Donald Trump embodies a rogues’ gallery of cartoonish figures: the confidence man, the master of misdirection, the buffoonish big shot, the demonic clown. But he is a clown with a semiautomatic assault weapon. In pursuing terrorists, his predecessors in the White House have provided this president with the tools to pursue executive tyranny. Trump is up to the job; his temperament is oligarchic rather than managerial. His explosive mix of appetite and impulse makes him an embodiment of license. He gives a green light to eruptions of anger that menace the least powerful groups in our society. There are innumerable reasons to challenge his reign, but what seems most menacing to me is Trump’s eagerness to strengthen and deploy the militarized police state that has been emerging alongside the “war on terror.”
While previous administrations have sought to conceal or legitimate their abuses of power, Trump boasts openly of his bullying intentions—down to and including his eagerness to torture suspected terrorists. The targets of Trump’s emerging police state include our most vulnerable populations—Muslims, undocumented immigrants, and African Americans. But its shadow falls on everyone. As surveillance spreads and acquires legality, we all fall under suspicion. This is the atmosphere of permanent emergency that allows demonic clowns to flourish.
The institutional sources of opposition to Trump are various, and some are more promising than others. Since the rise of Reagan, Congress has been a rubber stamp for the expansion of executive power, especially when proposed as a response to imagined foreign threats. While not much is liable to change on that front, it is possible that Trump’s flagrant violations of the emoluments clause in the Constitution will provoke a successful attempt to impeach him. The judiciary is a little more promising. As of this writing, several federal judges have shown admirable independence in striking down Trump’s travel ban. Yet on Fourth Amendment (search and seizure) issues, the prospects are problematic, especially given the likelihood that a Trump Supreme Court will prove even more zealous than its predecessors in validating expansion of police power. State and local officials are also blocking Trump policies, including (to take a nearby example) Mayor Bill DeBlasio’s determination to continue prohibiting “stop and frisk” procedures by New York City police. Perhaps most important is the resistance of targeted populations themselves—indigenous people protecting their water rights, for example. The republican tradition of popular protest—“the people out of doors,” as they said in 1776—is more crucial than ever, especially given the failure of the Democratic Party and the press to pose any coherent alternative to Trump.

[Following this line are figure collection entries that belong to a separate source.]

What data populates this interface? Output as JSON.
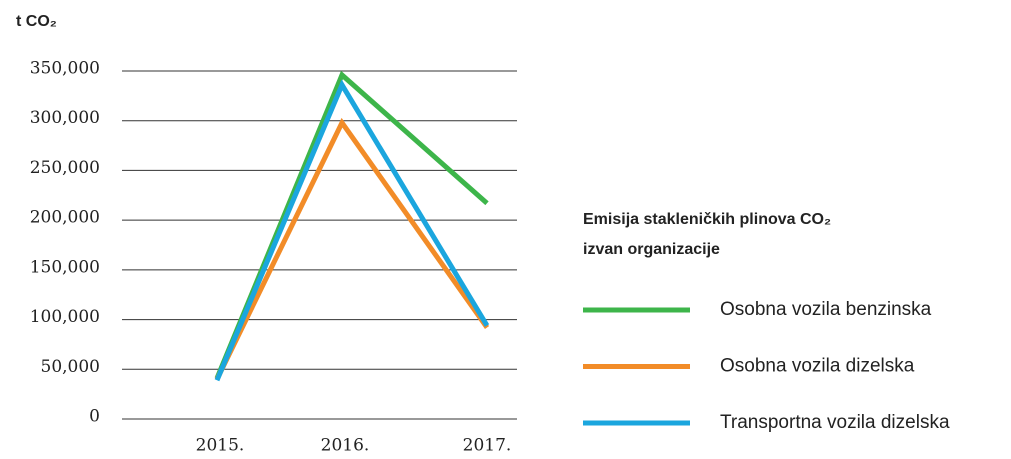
{
  "chart_data": {
    "type": "line",
    "axis_title": "t CO₂",
    "legend_title": [
      "Emisija stakleničkih plinova CO₂",
      "izvan organizacije"
    ],
    "categories": [
      "2015.",
      "2016.",
      "2017."
    ],
    "series": [
      {
        "name": "Osobna vozila benzinska",
        "color": "#3db54a",
        "values": [
          41000,
          346000,
          217000
        ]
      },
      {
        "name": "Osobna vozila dizelska",
        "color": "#f28c28",
        "values": [
          40000,
          298000,
          92000
        ]
      },
      {
        "name": "Transportna vozila dizelska",
        "color": "#1ba6de",
        "values": [
          39000,
          336000,
          94000
        ]
      }
    ],
    "ylim": [
      0,
      350000
    ],
    "yticks": [
      0,
      {
        "value": 50000,
        "label": "50,000"
      },
      {
        "value": 100000,
        "label": "100,000"
      },
      {
        "value": 150000,
        "label": "150,000"
      },
      {
        "value": 200000,
        "label": "200,000"
      },
      {
        "value": 250000,
        "label": "250,000"
      },
      {
        "value": 300000,
        "label": "300,000"
      },
      {
        "value": 350000,
        "label": "350,000"
      }
    ],
    "grid": true
  }
}
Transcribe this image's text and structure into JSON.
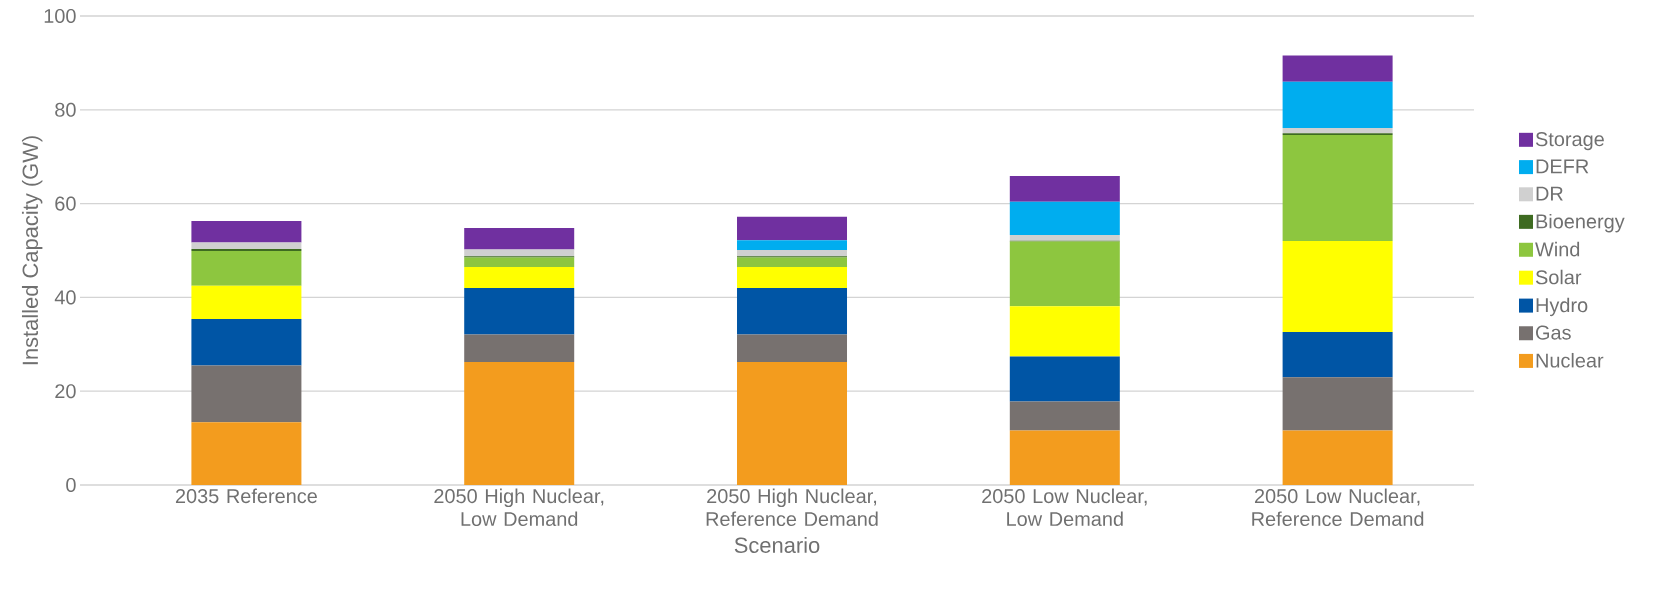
{
  "chart_data": {
    "type": "bar",
    "stacked": true,
    "xlabel": "Scenario",
    "ylabel": "Installed Capacity (GW)",
    "categories": [
      "2035 Reference",
      "2050 High Nuclear, Low Demand",
      "2050 High Nuclear, Reference Demand",
      "2050 Low Nuclear, Low Demand",
      "2050 Low Nuclear, Reference Demand"
    ],
    "series": [
      {
        "name": "Nuclear",
        "color": "#f39c1e",
        "values": [
          13.4,
          26.2,
          26.2,
          11.6,
          11.6
        ]
      },
      {
        "name": "Gas",
        "color": "#77716f",
        "values": [
          12.1,
          5.9,
          5.9,
          6.2,
          11.4
        ]
      },
      {
        "name": "Hydro",
        "color": "#0055a5",
        "values": [
          9.9,
          9.9,
          9.9,
          9.6,
          9.6
        ]
      },
      {
        "name": "Solar",
        "color": "#ffff00",
        "values": [
          7.1,
          4.5,
          4.5,
          10.7,
          19.4
        ]
      },
      {
        "name": "Wind",
        "color": "#8dc63f",
        "values": [
          7.4,
          2.0,
          2.0,
          13.8,
          22.6
        ]
      },
      {
        "name": "Bioenergy",
        "color": "#3e6b21",
        "values": [
          0.4,
          0.3,
          0.3,
          0.2,
          0.4
        ]
      },
      {
        "name": "DR",
        "color": "#d0d0d0",
        "values": [
          1.4,
          1.4,
          1.3,
          1.2,
          1.1
        ]
      },
      {
        "name": "DEFR",
        "color": "#00adef",
        "values": [
          0,
          0,
          2.1,
          7.1,
          9.9
        ]
      },
      {
        "name": "Storage",
        "color": "#7030a0",
        "values": [
          4.6,
          4.6,
          5.0,
          5.5,
          5.6
        ]
      }
    ],
    "ylim": [
      0,
      100
    ],
    "yticks": [
      0,
      20,
      40,
      60,
      80,
      100
    ],
    "grid": "y",
    "legend": "right"
  }
}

There was a historical moment, during the Vietnam War and the Watergate investigation, when the Democratic Party challenged the accumulation and abuse of concentrated executive power. Among the consequences were Nixon’s resignation and Senator Frank Church’s investigation into the crimes of the Central Intelligence Agency. These included the overthrow of democratically elected foreign governments, the actual and attempted assassination of foreign leaders, and the spread of “disinformation” in media at home and abroad. Disinformation, the planting of false narratives by anonymous officials to promote particular policy aims, was an earlier form of “fake news.” It remains the most insidious and influential, as reputable news organizations continue to endow unidentified government sources (unlike rumors on social media) with enduring legitimacy. Yet for a moment, the Church Committee helped to create an informed citizenry: its revelations may have marked a high point in public skepticism toward the national security state.
How times have changed. The Democratic Party has recoiled from Trump by embracing the CIA. Rather than re-examining the neoliberal economic policies that contributed to their defeat in Rust Belt states, rather than ousting their corrupt and self-satisfied leadership, the Democrats have retreated to a single rallying cry: the Russians, led by the villainous Vladimir Putin, hacked the election and stole it for Trump. The charge is based on a confused and largely fact-free “assessment,” produced by the CIA, the FBI, and the National Security Agency (the last with only “moderate” confidence) in early January. The major media have accepted the charge uncritically and repeated it gravely, in effect serving as mouthpieces for the Deep State—a familiar role, to be sure. One need only recall the New York Times’s key part in legitimating CIA “assessments” of the threat posed by Saddam Hussein’s weapons of mass destruction.